Утром я приехал в читальный зал б-ки Белинского. Встретил студента 4 курса. Я сказал ему, что… я не знаю, кем буду. Он ответил – Гёте тоже не знал, кем он будет, но он думал, что он будет гением, и занимался философией, литературой, искусством и естественными науками. В результате чего оформился великий поэт с универсальной эрудицией. Эта тождественность со мной меня воодушевила…

Как я доволен стажировкой. Ведь я средний командир революционной пролетарской Армии… Весь объят задором, нетерпением заниматься со взводом… Чистый, четкий, решительный голос буйно концентрирует внимание взвода. Объясняю. Указываю недостатки. Бросаю взглядом удаль, бодрость в глаза человека.

Нарочно не придумаешь. Но не стоит торопиться зачислить студента в самодовольные идиоты, если не в пародисты. Анализируя свои истоки, он вспоминает «детское переживание нужды», необходимость просить милостыню и получать унизительные отказы. «Именно это вздыбило мою волю на негодование и протест». И смысл и слог его записей суть формы изживания детских комплексов. Изжил, между прочим, не ушел в бандиты, стал со временем даже замминистра геологии.

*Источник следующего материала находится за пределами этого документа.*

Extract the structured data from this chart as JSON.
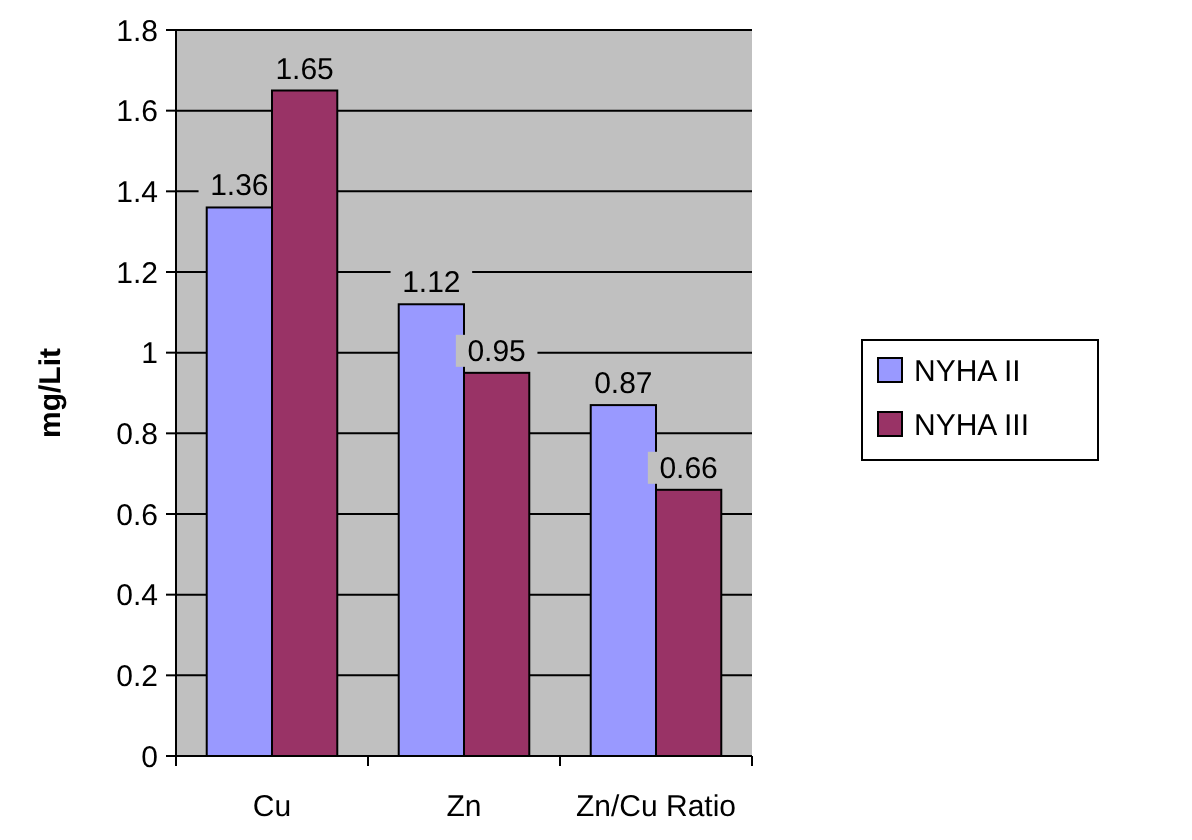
{
  "chart_data": {
    "type": "bar",
    "ylabel": "mg/Lit",
    "categories": [
      "Cu",
      "Zn",
      "Zn/Cu Ratio"
    ],
    "series": [
      {
        "name": "NYHA II",
        "color": "#9999ff",
        "values": [
          1.36,
          1.12,
          0.87
        ]
      },
      {
        "name": "NYHA III",
        "color": "#993366",
        "values": [
          1.65,
          0.95,
          0.66
        ]
      }
    ],
    "ylim": [
      0,
      1.8
    ],
    "yticks": [
      0,
      {
        "value": 0.2,
        "label": "0.2"
      },
      {
        "value": 0.4,
        "label": "0.4"
      },
      {
        "value": 0.6,
        "label": "0.6"
      },
      {
        "value": 0.8,
        "label": "0.8"
      },
      1,
      {
        "value": 1.2,
        "label": "1.2"
      },
      {
        "value": 1.4,
        "label": "1.4"
      },
      {
        "value": 1.6,
        "label": "1.6"
      },
      {
        "value": 1.8,
        "label": "1.8"
      }
    ],
    "grid": "y",
    "legend": "right",
    "data_labels": true
  }
}
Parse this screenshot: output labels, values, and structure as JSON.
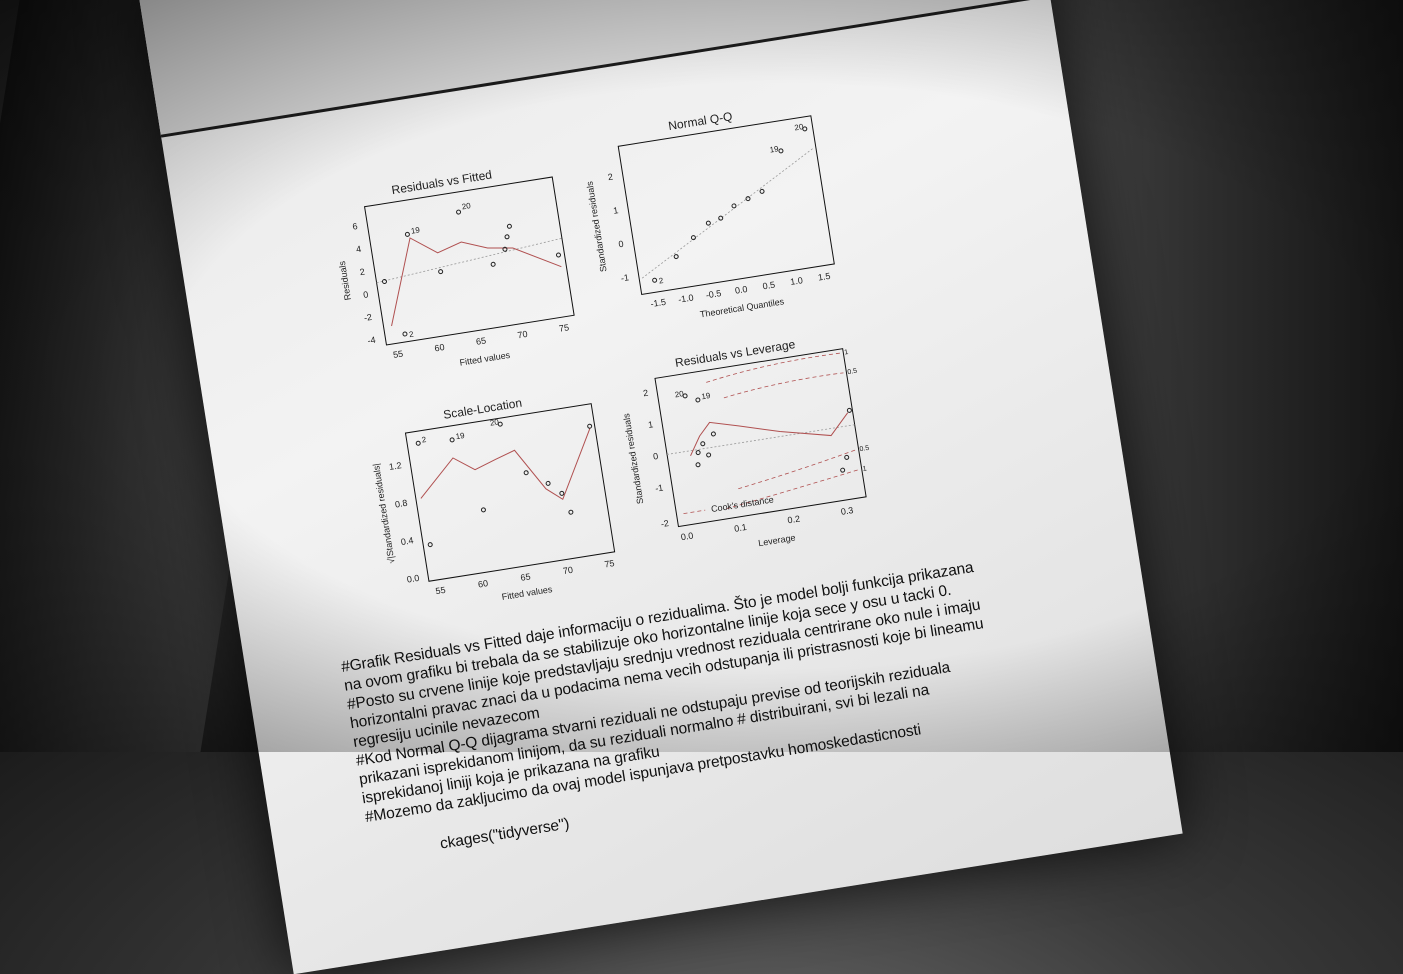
{
  "plots": [
    {
      "title": "Residuals vs Fitted",
      "xlabel": "Fitted values",
      "ylabel": "Residuals",
      "xticks": [
        "55",
        "60",
        "65",
        "70",
        "75"
      ],
      "yticks": [
        "-4",
        "-2",
        "0",
        "2",
        "4",
        "6"
      ],
      "point_labels": [
        "19",
        "20",
        "2"
      ]
    },
    {
      "title": "Normal Q-Q",
      "xlabel": "Theoretical Quantiles",
      "ylabel": "Standardized residuals",
      "xticks": [
        "-1.5",
        "-1.0",
        "-0.5",
        "0.0",
        "0.5",
        "1.0",
        "1.5"
      ],
      "yticks": [
        "-1",
        "0",
        "1",
        "2"
      ],
      "point_labels": [
        "20",
        "19",
        "2"
      ]
    },
    {
      "title": "Scale-Location",
      "xlabel": "Fitted values",
      "ylabel": "√|Standardized residuals|",
      "xticks": [
        "55",
        "60",
        "65",
        "70",
        "75"
      ],
      "yticks": [
        "0.0",
        "0.4",
        "0.8",
        "1.2"
      ],
      "point_labels": [
        "2",
        "19",
        "20"
      ]
    },
    {
      "title": "Residuals vs Leverage",
      "xlabel": "Leverage",
      "ylabel": "Standardized residuals",
      "xticks": [
        "0.0",
        "0.1",
        "0.2",
        "0.3"
      ],
      "yticks": [
        "-2",
        "-1",
        "0",
        "1",
        "2"
      ],
      "point_labels": [
        "20",
        "19"
      ],
      "legend": "Cook's distance",
      "contour_labels": [
        "1",
        "0.5",
        "0.5",
        "1"
      ]
    }
  ],
  "text_lines": [
    "#Grafik Residuals vs Fitted daje informaciju o rezidualima. Što je model bolji funkcija prikazana",
    "na ovom grafiku bi trebala da se stabilizuje oko horizontalne linije koja sece y osu u tacki 0.",
    "#Posto su crvene linije koje predstavljaju srednju vrednost reziduala centrirane oko nule i imaju",
    "horizontalni pravac znaci da u podacima nema vecih odstupanja ili pristrasnosti koje bi lineamu",
    "regresiju ucinile nevazecom",
    "#Kod Normal Q-Q dijagrama stvarni reziduali ne odstupaju previse od teorijskih reziduala",
    "prikazani isprekidanom linijom, da su reziduali normalno # distribuirani, svi bi lezali na",
    "isprekidanoj liniji koja je prikazana na grafiku",
    "#Mozemo da zakljucimo da ovaj model ispunjava pretpostavku homoskedasticnosti",
    "",
    "ckages(\"tidyverse\")"
  ]
}
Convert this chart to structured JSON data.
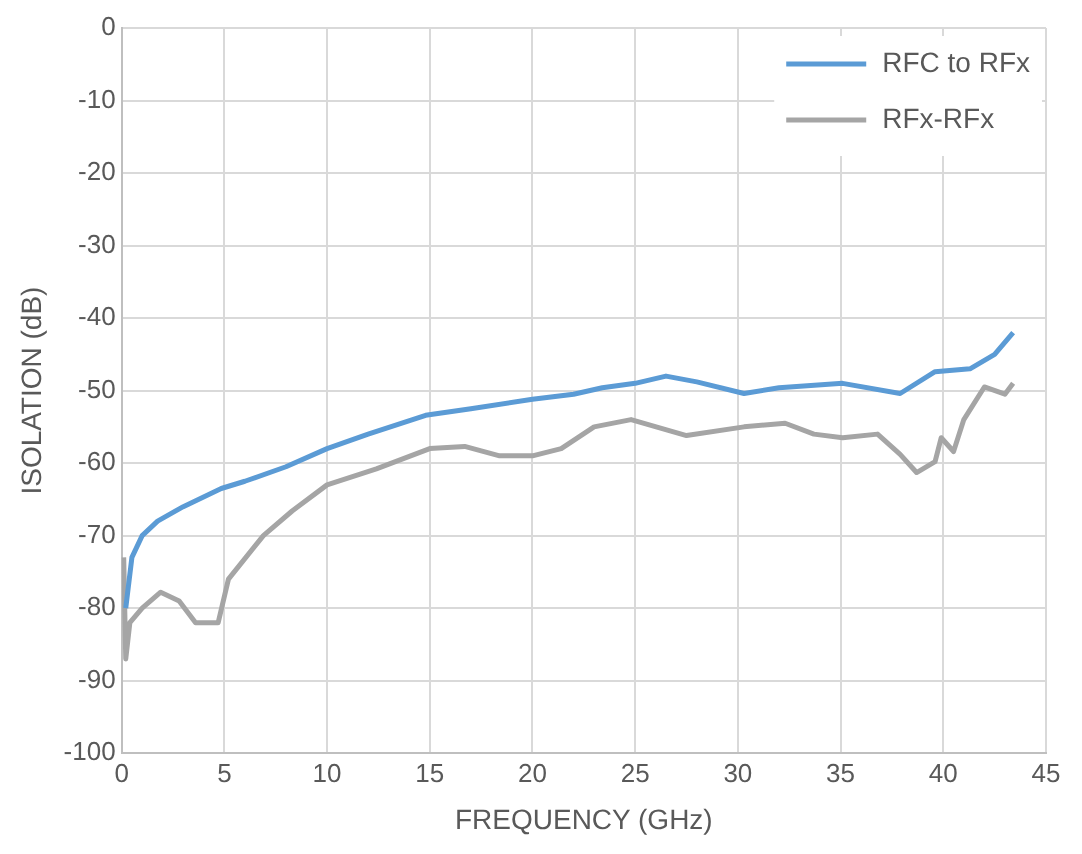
{
  "chart_data": {
    "type": "line",
    "xlabel": "FREQUENCY (GHz)",
    "ylabel": "ISOLATION (dB)",
    "xlim": [
      0,
      45
    ],
    "xticks": [
      0,
      5,
      10,
      15,
      20,
      25,
      30,
      35,
      40,
      45
    ],
    "ylim": [
      -100,
      0
    ],
    "yticks": [
      -100,
      -90,
      -80,
      -70,
      -60,
      -50,
      -40,
      -30,
      -20,
      -10,
      0
    ],
    "grid": true,
    "legend": "top right",
    "line_style": "solid",
    "marker": "none",
    "series": [
      {
        "name": "RFC to RFx",
        "color": "#5b9bd5",
        "x": [
          0.2,
          0.5,
          1,
          1.75,
          3,
          4.85,
          6,
          8,
          10,
          12,
          14.8,
          17,
          20,
          22,
          23.4,
          25,
          26.5,
          28,
          30.3,
          32,
          35.1,
          37.9,
          39.6,
          41.3,
          42.5,
          43.4
        ],
        "values": [
          -80,
          -73,
          -70,
          -68,
          -66,
          -63.5,
          -62.5,
          -60.5,
          -58,
          -56,
          -53.4,
          -52.5,
          -51.2,
          -50.5,
          -49.6,
          -49,
          -48,
          -48.8,
          -50.4,
          -49.6,
          -49,
          -50.4,
          -47.4,
          -47,
          -45,
          -42
        ]
      },
      {
        "name": "RFx-RFx",
        "color": "#a5a5a5",
        "x": [
          0.1,
          0.2,
          0.4,
          1,
          1.9,
          2.8,
          3.6,
          4.7,
          5.2,
          6.9,
          8.3,
          10,
          12.4,
          15,
          16.7,
          18.4,
          20,
          21.4,
          23,
          24.8,
          27.5,
          30.3,
          32.3,
          33.7,
          35.1,
          36.8,
          37.9,
          38.7,
          39.6,
          39.9,
          40.5,
          41,
          42,
          43,
          43.4
        ],
        "values": [
          -73,
          -87,
          -82,
          -80,
          -77.8,
          -79,
          -82,
          -82,
          -76,
          -70,
          -66.6,
          -63,
          -60.8,
          -58,
          -57.7,
          -59,
          -59,
          -58,
          -55,
          -54,
          -56.2,
          -55,
          -54.5,
          -56,
          -56.5,
          -56,
          -58.8,
          -61.3,
          -59.8,
          -56.5,
          -58.4,
          -54,
          -49.5,
          -50.5,
          -49
        ]
      }
    ]
  }
}
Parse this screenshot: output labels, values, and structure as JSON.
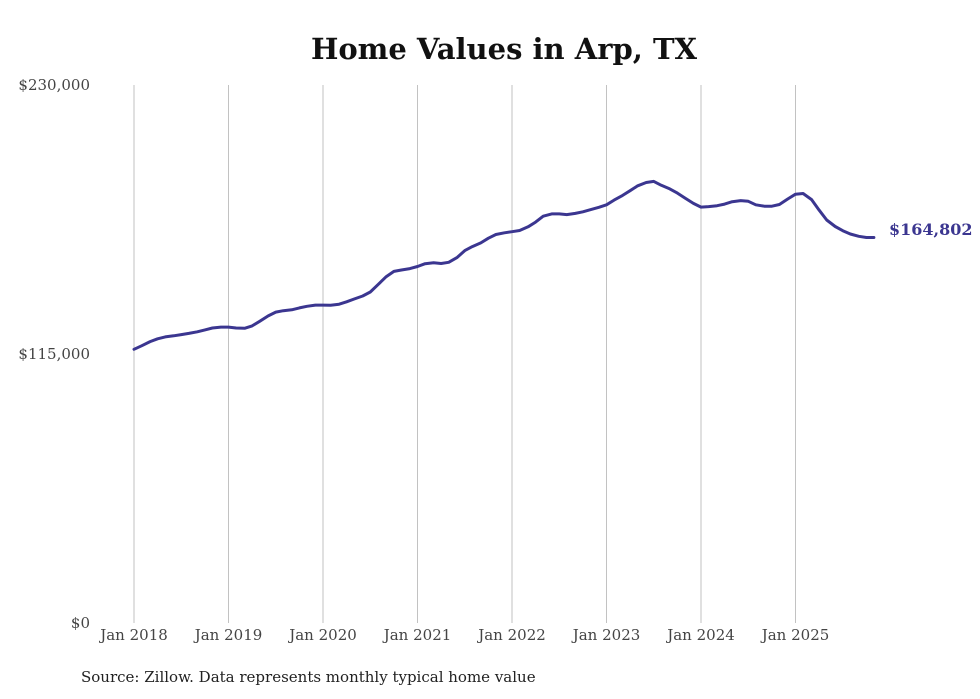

Нужда – кто бы, как бы и о чем бы ни писал – пронизывает весь корпус дневников как назойливая, однообразная нота. Она складывает сознание не менее, чем страх (а ведь жить к середине 30-х действительно «стало легче»). Острая нужда большинства на фоне кичливой и беззаконной жировки некоторых и сегодня составляет лейтмотив российской жизни, но многие ли из тех, кого семья посылает просить милостыню, станут мерять себя по Гёте?